Indeed, why was life created? It’s such a complex and mysterious thing, one of those few out there that go against the universal law of entropy, that it must’ve been created by some higher intelligence. And intelligence acts reasonably, so there must be some reason to the existence of life, and thus to our human lives as well. What could be that reason? Who was the creator?
We must be here for some great reason, some purpose that makes living our lives not only meaningful, but a noble and epic adventure as well. The mysterious creator who turned a pile of chemicals into a living organism, and then breathed sentience into the first humans, must have done so for a higher purpose, something along the lines of making the world bloom into its full beauty, or overflowing it with happiness and joy. Indeed we must be here to make the world a better place and make sure that every single one of us lives their life happily and without misery.
Oh give me a break. Show some humility, you pile of flesh and bone. Just because you have a nervous center complex to the point that it generates a self, you’re not more than a grain of sand in the desert. Life was created? For a reason? Stop pressing your limited ideas on the universe. This brain of ours might be complex, but it hates to consider the fact that we’re not special. News at seven: we’re not.
The determination to find reason in everything is rooted in the inability to even comprehend what infinity (or at least, something very close to it) is in the universe. No, life doesn’t have to be there for a reason, and especially not for some higher purpose set by a creator, who for some reason shares the human sense of morality and logic. There are stars and planets in the universe in numbers with so many zeroes that you’d mess up counting them. Those are the numbers that counterbalance the extremely low chances of certain chemical reactions, that are the first forerunners of life, occurring randomly.
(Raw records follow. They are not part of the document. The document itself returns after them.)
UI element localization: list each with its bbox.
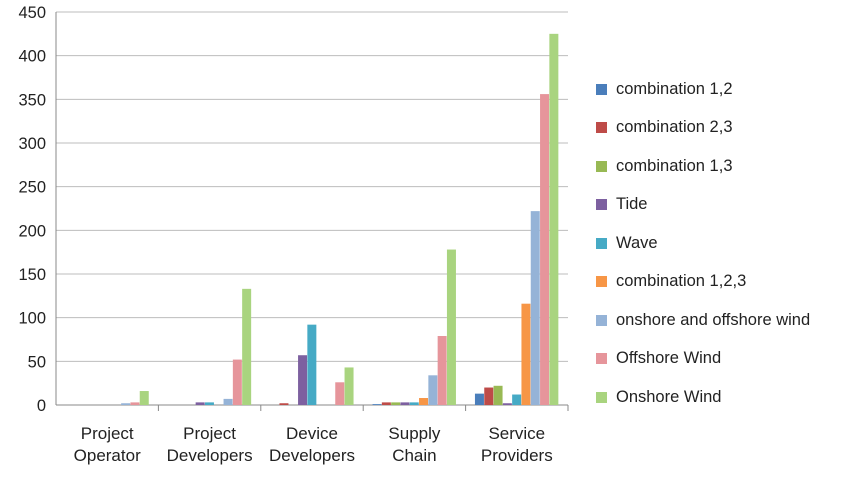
x-category-label: Developers	[269, 446, 355, 465]
legend: combination 1,2 combination 2,3 combinatio…	[596, 70, 850, 417]
bar	[335, 382, 345, 405]
legend-label: combination 1,2	[616, 79, 733, 98]
bar	[381, 402, 391, 405]
legend-item: combination 1,3	[596, 147, 850, 186]
legend-swatch	[596, 160, 607, 172]
legend-swatch	[596, 237, 607, 249]
bar	[223, 398, 233, 405]
y-tick-label: 100	[18, 310, 46, 328]
legend-item: Wave	[596, 224, 850, 263]
bar	[530, 211, 540, 405]
legend-swatch	[596, 199, 607, 211]
legend-item: combination 1,2,3	[596, 263, 850, 302]
bar	[474, 393, 484, 405]
legend-label: Tide	[616, 195, 648, 214]
bar	[130, 402, 140, 405]
bar	[372, 404, 382, 405]
bar	[446, 249, 456, 405]
legend-item: combination 1,2	[596, 70, 850, 109]
x-category-label: Project	[81, 424, 134, 443]
legend-label: combination 1,3	[616, 156, 733, 175]
legend-swatch	[596, 276, 607, 288]
bar	[484, 387, 494, 405]
bar	[204, 402, 214, 405]
bar	[540, 94, 550, 406]
y-tick-label: 350	[18, 91, 46, 109]
bar	[419, 398, 429, 405]
y-tick-label: 400	[18, 48, 46, 66]
bar	[121, 403, 131, 405]
bar	[232, 359, 242, 405]
bar	[391, 402, 401, 405]
bar	[502, 403, 512, 405]
y-tick-label: 50	[28, 353, 46, 371]
y-tick-label: 300	[18, 135, 46, 153]
bar	[139, 391, 149, 405]
x-category-label: Device	[286, 424, 338, 443]
bar	[195, 402, 205, 405]
y-tick-label: 150	[18, 266, 46, 284]
y-tick-label: 250	[18, 179, 46, 197]
legend-item: onshore and offshore wind	[596, 301, 850, 340]
bar	[298, 355, 308, 405]
legend-swatch	[596, 391, 607, 403]
legend-label: Onshore Wind	[616, 387, 722, 406]
y-tick-label: 200	[18, 222, 46, 240]
bar	[409, 402, 419, 405]
bar	[242, 288, 252, 405]
legend-swatch	[596, 353, 607, 365]
x-category-label: Supply	[388, 424, 440, 443]
x-category-label: Project	[183, 424, 236, 443]
bar	[344, 367, 354, 405]
bar	[521, 303, 531, 405]
legend-item: combination 2,3	[596, 109, 850, 148]
legend-swatch	[596, 122, 607, 134]
bar	[512, 394, 522, 405]
legend-label: combination 2,3	[616, 118, 733, 137]
y-tick-label: 0	[37, 397, 46, 415]
legend-label: Wave	[616, 233, 658, 252]
legend-swatch	[596, 83, 607, 95]
legend-item: Onshore Wind	[596, 378, 850, 417]
x-category-label: Providers	[481, 446, 553, 465]
legend-label: onshore and offshore wind	[616, 310, 811, 329]
legend-swatch	[596, 314, 607, 326]
x-category-label: Service	[488, 424, 545, 443]
legend-item: Tide	[596, 186, 850, 225]
x-category-label: Operator	[74, 446, 141, 465]
bar	[400, 402, 410, 405]
x-category-label: Developers	[167, 446, 253, 465]
y-tick-label: 450	[18, 4, 46, 22]
legend-item: Offshore Wind	[596, 340, 850, 379]
bar	[493, 385, 503, 405]
bar	[279, 403, 289, 405]
bar	[549, 33, 559, 405]
bar	[437, 336, 447, 405]
x-category-label: Chain	[392, 446, 436, 465]
legend-label: combination 1,2,3	[616, 272, 747, 291]
bar	[428, 375, 438, 405]
bar	[307, 324, 317, 405]
legend-label: Offshore Wind	[616, 349, 722, 368]
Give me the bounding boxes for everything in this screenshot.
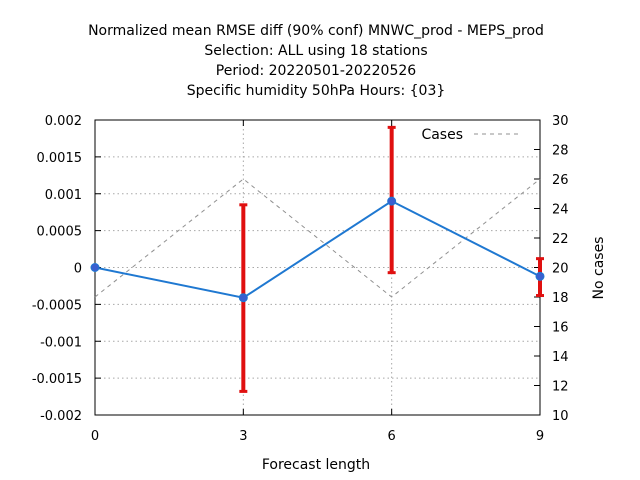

Looking for some higher purpose or a creator to blame everything on is just running from the responsibility of making decisions. I don’t need a reason or a purpose in life, living every day the best I can is enough for me. Just considering that I set some goal for my life and then I reached it… Then what? But setting it myself is still the better (since I can just set a new one and admit that it wasn’t a meaning to life, just something I wanted to achieve), since what if it was imposed on me by some higher (divine?) being?
Having no imposed purpose doesn’t mean that everyone should just go on a rampage and turn Earth into a Cthulhian world of madness and revelry. It only takes accepting that the values we see around us aren’t absolute, but produced by individuals and societies over the millenia of humanity. They are neither absolute nor fixed, and that’s good, otherwise I might get burned for witchcraft (after all, I’m causing changes in a magical machinery on another continent by pressing keys on another piece of magical machinery made out of a magical material).
I have no issues with accepting that I’m just a willful bunch of chemical reactions, and even more chemical reactions generating a human self. It’s not like making it all the result of some creator building us from sand and breathing sense into us would be any different. I’ll just wait patiently until some divine decides to reach me (and I’m gonna have a hard time not to laugh at you if you say ancient creation myths by Middle-East herdsmen count as “reaching”), and in the meanwhile live my life by setting my own short-, mid- and long-term goals and striving to achieve them without sacrificing the small joys and happiness of everyday life.
Of course for some (most) people it’s easier not to think and just go with the flow, accepting what’s written in religious texts or internet blogs as absolute truths. This on the other hand results in quite amusing scenes, such as people in the 21th century ritually apologizing to some divine being for the grave sin that once upon a time a mythological pair of humans ate a magical fruit. I’d recommend you first go and apologize to your neighbor you offended the other day. Though that might not go as simply as eating a cracker and following it with a gulp of wine.
It all comes down to humility.
Very existential stance you’ve got there.
Reading Nietzsche and Kierkegaard in your teens does that to you.